The story starts out like many others in gaming history. We are greeted to a couple who are explorers. Apparently married and happily in love, things are going swimmingly until the klutz of a husband steps on a trap. The wife dies, but it isn’t long before the husband joins her. Except he can’t – he wakes up in a strange alternate world. There are colors here (instead of the green/black style of GameBoy)! Apparently, it isn’t his time to die yet. He cannot rejoin with his wife and must return to living. This is just the first inkling that Two Brothers is doing something different.
It continues to slowly be ushered in during play. The game itself feels like it would be right at home on a handheld. Although it isn’t a perfect recreation of GameBoy technology, it does capture the feel. When playing in its native resolution the game is incredibly tiny (although, I think a little larger than the size of GB screens). Exploring through the top-down landscape, helping townsfolk, and fighting enemies are all handled well.
But there are little things that seem “off” in regarding this as a classic-style game. For one, there’s the story which utilizes death in an unusual fashion. In most games, when you die you get a game over screen or go back to a checkpoint. Here, you go back to this colorful and strange land above the clouds. If someone has died, you might even find them there to talk to. Another odd little touch is the health restoring hearts. These things actually look like real human beating hearts!

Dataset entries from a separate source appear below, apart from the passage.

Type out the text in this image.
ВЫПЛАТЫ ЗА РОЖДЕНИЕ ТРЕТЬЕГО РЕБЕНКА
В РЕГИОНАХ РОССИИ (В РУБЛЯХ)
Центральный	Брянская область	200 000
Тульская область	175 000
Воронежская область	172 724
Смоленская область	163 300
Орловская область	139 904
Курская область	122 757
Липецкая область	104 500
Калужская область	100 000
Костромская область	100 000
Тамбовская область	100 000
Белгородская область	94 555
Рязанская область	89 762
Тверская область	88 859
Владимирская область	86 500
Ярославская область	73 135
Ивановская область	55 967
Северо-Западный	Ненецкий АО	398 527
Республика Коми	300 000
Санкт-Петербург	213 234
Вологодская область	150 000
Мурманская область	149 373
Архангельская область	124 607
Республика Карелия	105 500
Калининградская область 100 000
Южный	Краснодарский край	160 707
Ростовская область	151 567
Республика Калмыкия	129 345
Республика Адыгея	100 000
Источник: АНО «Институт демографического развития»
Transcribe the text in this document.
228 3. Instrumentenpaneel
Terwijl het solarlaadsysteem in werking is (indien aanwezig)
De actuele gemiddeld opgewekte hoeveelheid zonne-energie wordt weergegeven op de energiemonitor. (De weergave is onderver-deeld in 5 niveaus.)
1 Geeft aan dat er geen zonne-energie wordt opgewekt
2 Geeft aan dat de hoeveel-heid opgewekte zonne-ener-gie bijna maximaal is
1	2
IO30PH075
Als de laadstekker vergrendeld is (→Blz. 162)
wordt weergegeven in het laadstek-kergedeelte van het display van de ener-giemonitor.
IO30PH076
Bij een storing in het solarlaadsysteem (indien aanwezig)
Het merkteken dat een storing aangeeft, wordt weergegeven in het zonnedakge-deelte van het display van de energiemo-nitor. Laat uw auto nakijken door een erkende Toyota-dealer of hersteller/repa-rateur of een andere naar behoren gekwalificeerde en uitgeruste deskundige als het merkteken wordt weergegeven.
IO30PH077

Two Brothers is an expansive experience that touches on The Legend of Zelda without stepping directly on its toes. This is quite impressive considering how many games do fail to be different from their subject material. That’s not to say this is a wholly new experience, but it is certainly refreshing. Give Two Brothers a look if you still wish Nintendo were making GameBoy titles instead of their fancy new 3D things.